ALPINE A110: MELANCOLIA DEPORTIVA

Gran éxito en la competición

Fundada a mediados del siglo pasado, en 1955,  Alpine fue una marca que consiguió grandes éxitos en el mundo de la competición, un hecho que le hizo disfrutar de un estatus privilegiado en los años 60 y 70 y el Alpine 110 fue de los modelos de mas éxito.

Esta meteórica subida al Olimpo de los más grandes en el mundo de las carreras fue a cargo de un modelo, el A110, un deportivo emblemático que ahora, casi cincuenta años más tarde, renace como el sueño pendiente que muchos melancólicos soñaban conducir o como mínimo, volver a rodar de nuevo.

Renacimiento medio siglo después

El sueño se ha cumplido! El nuevo A110 renace y lo hace con un diseño evocador que recuerda inequívocamente al modelo original del que proviene.
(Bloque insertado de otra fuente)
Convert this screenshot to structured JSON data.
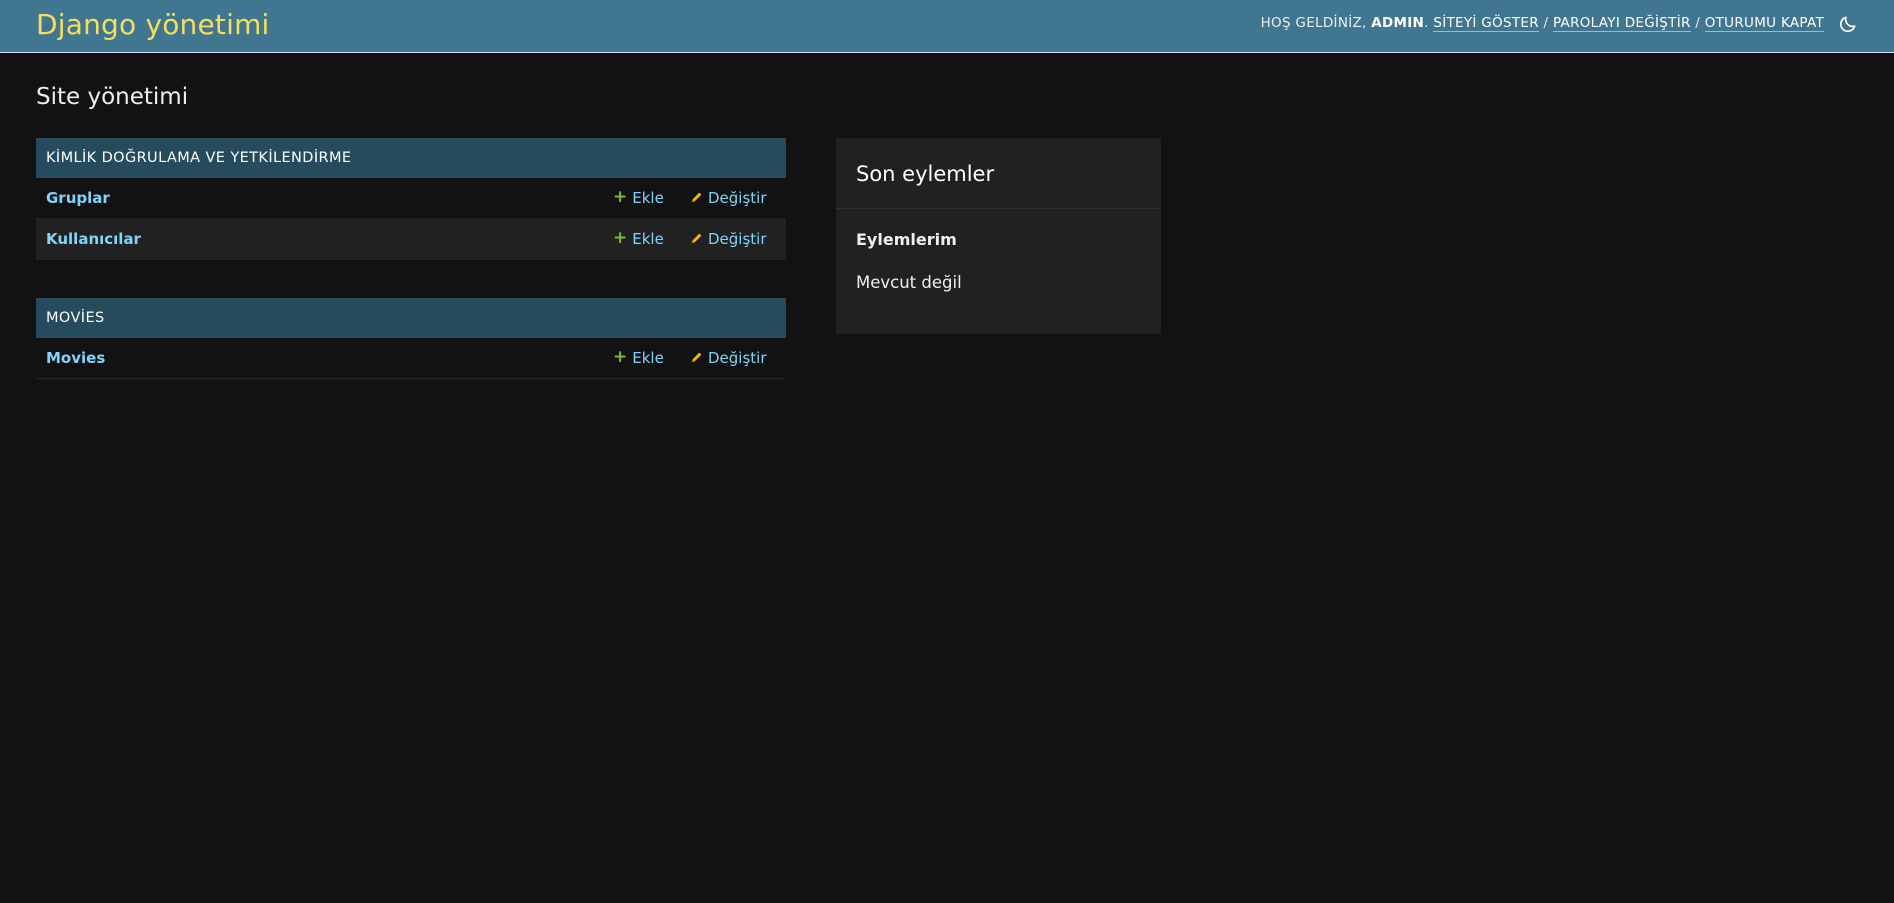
{
  "header": {
    "branding": "Django yönetimi",
    "welcome": "HOŞ GELDİNİZ,",
    "username": "ADMIN",
    "username_suffix": ".",
    "view_site": "SİTEYİ GÖSTER",
    "change_password": "PAROLAYI DEĞİŞTİR",
    "logout": "OTURUMU KAPAT",
    "separator": "/",
    "theme_icon": "moon-icon"
  },
  "page": {
    "title": "Site yönetimi"
  },
  "modules": [
    {
      "caption": "KİMLİK DOĞRULAMA VE YETKİLENDİRME",
      "models": [
        {
          "name": "Gruplar",
          "add": "Ekle",
          "change": "Değiştir"
        },
        {
          "name": "Kullanıcılar",
          "add": "Ekle",
          "change": "Değiştir"
        }
      ]
    },
    {
      "caption": "MOVİES",
      "models": [
        {
          "name": "Movies",
          "add": "Ekle",
          "change": "Değiştir"
        }
      ]
    }
  ],
  "recent_actions": {
    "title": "Son eylemler",
    "subtitle": "Eylemlerim",
    "empty": "Mevcut değil"
  },
  "colors": {
    "header_bg": "#417690",
    "branding": "#f5dd5d",
    "module_caption_bg": "#264b5d",
    "link": "#81d4fa",
    "add_icon": "#70bf2b",
    "change_icon": "#efb80b",
    "page_bg": "#121212"
  }
}
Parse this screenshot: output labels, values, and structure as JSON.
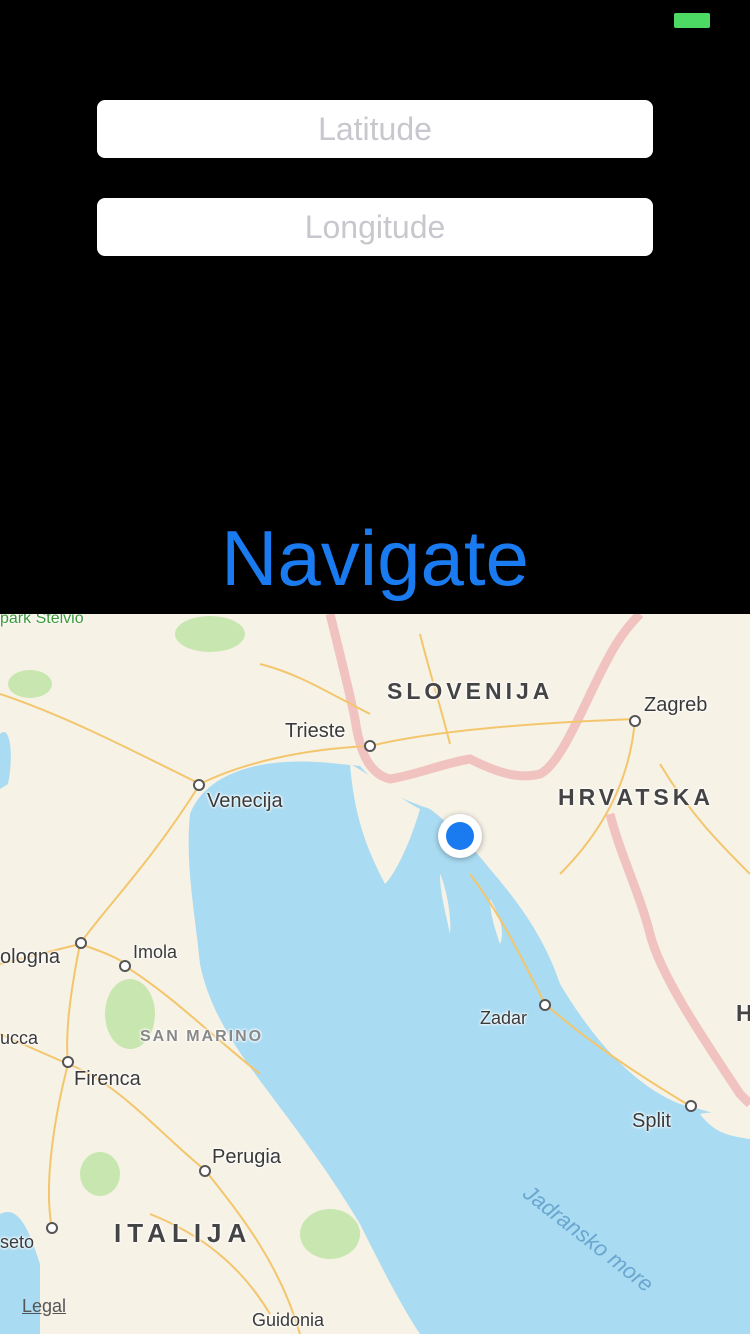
{
  "status_bar": {
    "battery_color": "#4cd964"
  },
  "form": {
    "latitude": {
      "value": "",
      "placeholder": "Latitude"
    },
    "longitude": {
      "value": "",
      "placeholder": "Longitude"
    },
    "navigate_label": "Navigate",
    "accent_color": "#1a7bf0"
  },
  "map": {
    "labels": {
      "park": "park Stelvio",
      "slovenija": "SLOVENIJA",
      "zagreb": "Zagreb",
      "trieste": "Trieste",
      "venecija": "Venecija",
      "hrvatska": "HRVATSKA",
      "bologna": "ologna",
      "imola": "Imola",
      "san_marino": "SAN MARINO",
      "lucca": "ucca",
      "firenca": "Firenca",
      "zadar": "Zadar",
      "split": "Split",
      "perugia": "Perugia",
      "pesaro": "seto",
      "italija": "ITALIJA",
      "sea": "Jadransko more",
      "guidonia": "Guidonia",
      "edge_h": "H"
    },
    "legal": "Legal",
    "user_location_color": "#1a7bf0"
  }
}
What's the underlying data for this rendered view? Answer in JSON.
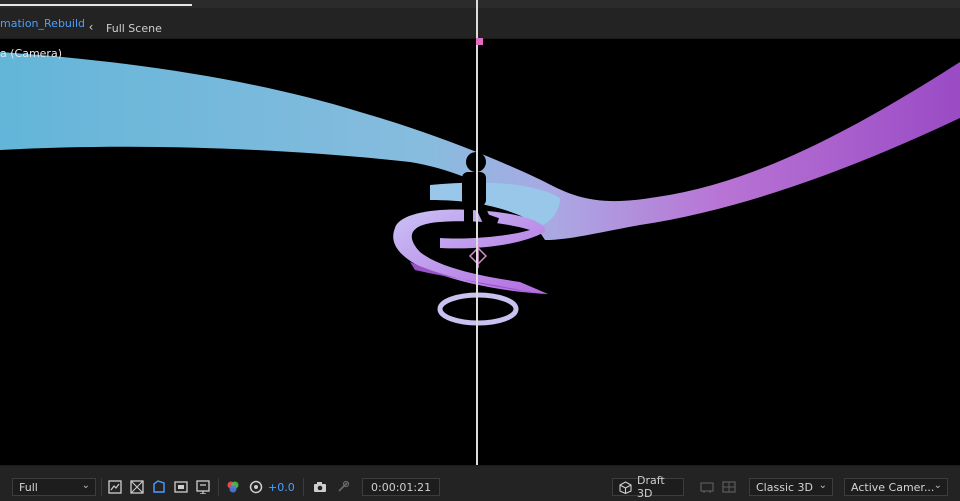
{
  "composition": {
    "active_tab": "mation_Rebuild",
    "second_tab": "Full Scene"
  },
  "viewer": {
    "camera_label": "a (Camera)",
    "ribbon_colors": {
      "start": "#6ec3e6",
      "mid": "#b8b2f0",
      "end": "#b25ad8"
    }
  },
  "toolbar": {
    "resolution": "Full",
    "exposure": "+0.0",
    "timecode": "0:00:01:21",
    "renderer_button": "Draft 3D",
    "renderer": "Classic 3D",
    "view": "Active Camer..."
  },
  "colors": {
    "accent_blue": "#4b9fff",
    "playhead_marker": "#e36bbf",
    "panel_bg": "#232323"
  },
  "icons": [
    "snapshot-icon",
    "transparency-grid-icon",
    "mask-path-icon",
    "region-of-interest-icon",
    "guides-icon",
    "color-channel-icon",
    "exposure-reset-icon",
    "camera-snapshot-icon",
    "show-snapshot-icon",
    "draft3d-cube-icon",
    "3d-ground-plane-icon",
    "extended-viewer-icon"
  ]
}
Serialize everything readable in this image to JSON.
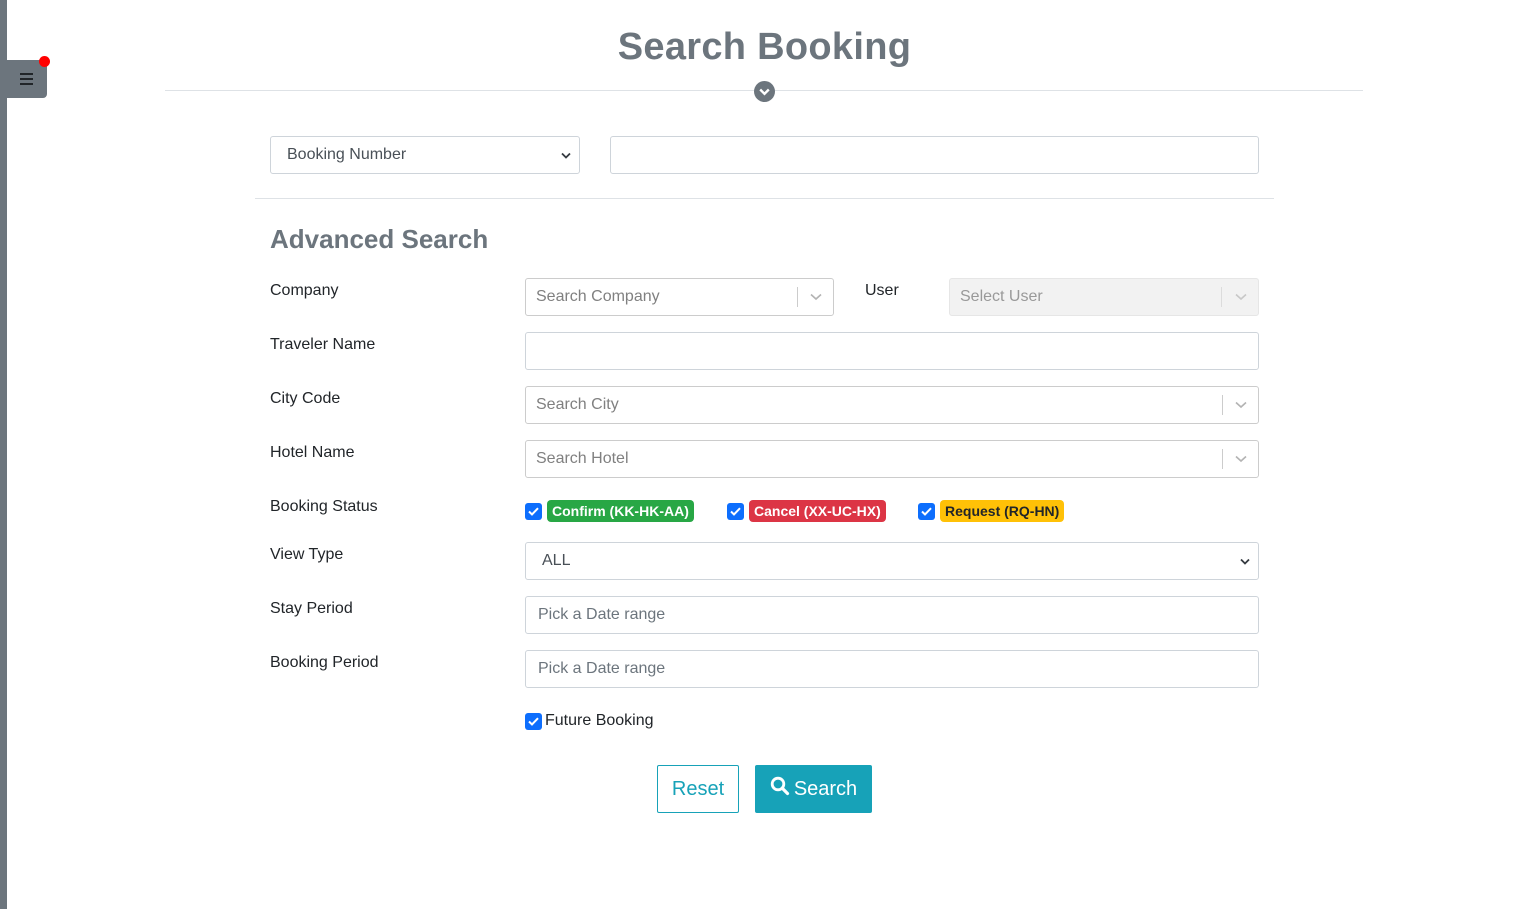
{
  "page": {
    "title": "Search Booking",
    "accent_color": "#17a2b8",
    "muted_color": "#6c757d"
  },
  "sidebar": {
    "toggle_icon": "hamburger-icon",
    "has_notification": true
  },
  "quick_search": {
    "type_selected": "Booking Number",
    "type_options": [
      "Booking Number"
    ],
    "value": ""
  },
  "advanced": {
    "heading": "Advanced Search",
    "company": {
      "label": "Company",
      "placeholder": "Search Company"
    },
    "user": {
      "label": "User",
      "placeholder": "Select User",
      "disabled": true
    },
    "traveler_name": {
      "label": "Traveler Name",
      "value": ""
    },
    "city_code": {
      "label": "City Code",
      "placeholder": "Search City"
    },
    "hotel_name": {
      "label": "Hotel Name",
      "placeholder": "Search Hotel"
    },
    "booking_status": {
      "label": "Booking Status",
      "options": [
        {
          "label": "Confirm (KK-HK-AA)",
          "checked": true,
          "color": "#28a745"
        },
        {
          "label": "Cancel (XX-UC-HX)",
          "checked": true,
          "color": "#dc3545"
        },
        {
          "label": "Request (RQ-HN)",
          "checked": true,
          "color": "#ffc107"
        }
      ]
    },
    "view_type": {
      "label": "View Type",
      "selected": "ALL"
    },
    "stay_period": {
      "label": "Stay Period",
      "placeholder": "Pick a Date range"
    },
    "booking_period": {
      "label": "Booking Period",
      "placeholder": "Pick a Date range"
    },
    "future_booking": {
      "label": "Future Booking",
      "checked": true
    }
  },
  "actions": {
    "reset_label": "Reset",
    "search_label": "Search",
    "search_icon": "search-icon"
  }
}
De hecho, sólo con verlo, y salvo las evidentes mejoras generacionales y de recursos tecnológicos o de nuevos materiales y nuevas estructuras surgidas con el tiempo, el resultado no deja lugar a dudas de que es un Alpine A110!

 ADN Alpine

En este sentido, los ingenieros han sabido encontrar la forma para respetar religiosamente todos los códigos estéticos de la mítica berlinetta de la que proviene, manteniendo rasgos de identidad inconfundibles, como por ejemplo el frontal y el capó en forma de V, los cuatro faros redondos tan característicos, los pilotos horizontales o el vidrio en forma de trapecio.

La versión de lanzamiento de este reinterpretación del mítico A110 del 62, denominada «Première Edition»   ha sido limitada a 1955 unidades, cifra que corresponde al año que en que se fundó la marca.

Compacto y ligero, el nuevo A110 hace 4,18 m de largo, 1,80 de ancho, 1,25 de alto y pesa sólo 1.103kg.

 

Respecto del que esconde debajo del capó. Deciros que el A110 equipa un motor de 4 cilindros de 1,8 litros con 252 CV de potencia y 320Nm de par.

Se trata de un motor en posición central de tracción posterior con un centro de gravedad muy bajo. En este sentido, el reparto de pesos queda en un 44% delante y un 56% detrás.

En cuanto a la transmisión, viene equipado con una caja automática DCT de doble embrague de 7 marchas como única opción.

Con todo esto, este deportivo nostálgico de tracción posterior acelera de 0 a 100 en 4,5 segundos y logra los 250 km/h de velocidad máxima.

El consumo mediano es de 6,1 litros a los cien, con unas emisiones de CO2 de 138 gramos por kilómetro.

Un capricho difícil de conseguir

Finalmente deciros, que si os habéis hecho ilusiones, tendréis que hacer mangas para encontrar una unidad, dado que a pesar de costar unos 62 mil euros, la totalidad de la producción se vendió en menos de una semana desde que se abrió la comercialización. Así pues, si queréis una unidad, primero tendréis de buscarla y si la encontráis, tendréis que estar dispuestos a pagar un sobreprecio!

¿Cual? Esta pregunta no os la podemos responder.